Foreign Secretary Liz Truss launched UK’s new Strategy for International Development, formerly known as aid, now a central part of UK foreign policy. It was observed the thrust of it may be less trade-tied-aid but straight geopolitical competition: establishing the UK, via the G7, as the alternative infrastructure provider to China’s Belt & Road Initiative. This week Kwasi Kwarteng, Business and Energy Secretary, confirmed his department would bring all overseas aid spending in China to an end, but BEIS will work with China to tackle global challenges. Kwarteng is open for and friendly to business but not at the expense of the personal public and national security.
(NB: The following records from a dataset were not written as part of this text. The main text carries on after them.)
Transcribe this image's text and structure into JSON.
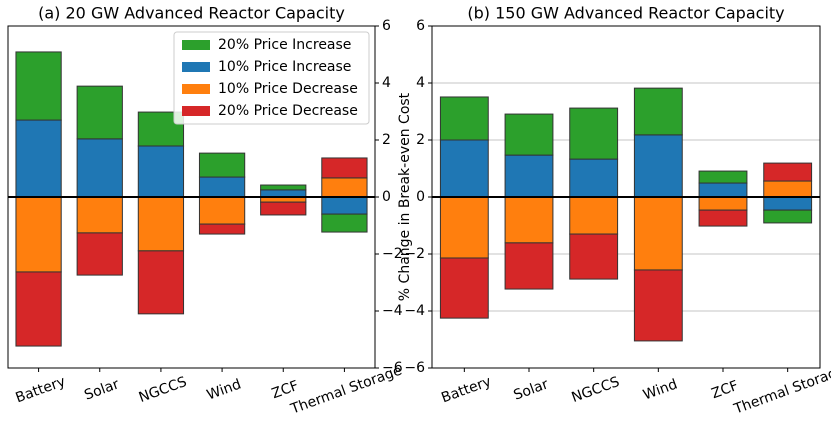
{
  "chart_data": [
    {
      "type": "bar",
      "title": "(a) 20 GW Advanced Reactor Capacity",
      "ylabel": "% Change in Break-even Cost",
      "categories": [
        "Battery",
        "Solar",
        "NGCCS",
        "Wind",
        "ZCF",
        "Thermal Storage"
      ],
      "series": [
        {
          "name": "20% Price Increase",
          "color": "#2ca02c",
          "values": [
            2.39,
            1.85,
            1.19,
            0.84,
            0.17,
            -0.63
          ]
        },
        {
          "name": "10% Price Increase",
          "color": "#1f77b4",
          "values": [
            2.7,
            2.04,
            1.79,
            0.7,
            0.25,
            -0.6
          ]
        },
        {
          "name": "10% Price Decrease",
          "color": "#ff7f0e",
          "values": [
            -2.63,
            -1.26,
            -1.89,
            -0.95,
            -0.18,
            0.67
          ]
        },
        {
          "name": "20% Price Decrease",
          "color": "#d62728",
          "values": [
            -2.6,
            -1.48,
            -2.21,
            -0.35,
            -0.45,
            0.7
          ]
        }
      ],
      "ylim": [
        -6,
        6
      ],
      "yticks": [
        {
          "value": -6,
          "label": "−6"
        },
        {
          "value": -4,
          "label": "−4"
        },
        {
          "value": -2,
          "label": "−2"
        },
        0,
        2,
        4,
        6
      ],
      "grid": false,
      "legend": "upper right"
    },
    {
      "type": "bar",
      "title": "(b) 150 GW Advanced Reactor Capacity",
      "categories": [
        "Battery",
        "Solar",
        "NGCCS",
        "Wind",
        "ZCF",
        "Thermal Storage"
      ],
      "series": [
        {
          "name": "20% Price Increase",
          "color": "#2ca02c",
          "values": [
            1.51,
            1.44,
            1.79,
            1.64,
            0.42,
            -0.45
          ]
        },
        {
          "name": "10% Price Increase",
          "color": "#1f77b4",
          "values": [
            2.0,
            1.47,
            1.33,
            2.18,
            0.49,
            -0.46
          ]
        },
        {
          "name": "10% Price Decrease",
          "color": "#ff7f0e",
          "values": [
            -2.14,
            -1.61,
            -1.3,
            -2.56,
            -0.46,
            0.56
          ]
        },
        {
          "name": "20% Price Decrease",
          "color": "#d62728",
          "values": [
            -2.11,
            -1.62,
            -1.58,
            -2.49,
            -0.56,
            0.63
          ]
        }
      ],
      "ylim": [
        -6,
        6
      ],
      "yticks": [
        {
          "value": -6,
          "label": "−6"
        },
        {
          "value": -4,
          "label": "−4"
        },
        {
          "value": -2,
          "label": "−2"
        },
        0,
        2,
        4,
        6
      ],
      "grid": true
    }
  ]
}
A report for the Henry Jackson Society found that in 2020 the UK was strategically dependent on China for 229 categories of goods, 57 of these had applications in critical national infrastructure.
MPs are keen to reduce strategic dependency on China to lessen the risk of key businesses in key sectors being acquired by the UK’s strategic competitor, and aiding China’s goal of self-sufficiency.
Anne-Marie Trevelyan, Trade Secretary has said China is welcome to invest in non-strategic parts of the UK economy and that an FTA with China is not “front of mind” for her.
Considering the human rights issues in Xinjiang, Tibet and Afghanistan, the war in Ukraine, the election of the “enemy of democracy” in Hong Kong, the cost of living crisis, the free and open Indo-Pacific and supply chains becoming more self-reliant, it appears UK-China relations could be on a bumpy road.
The above in a nutshell demonstrates that the strategic realm traverses not just military and security but geopolitical and geoeconomics, perhaps that is what strategic ambiguity is all about.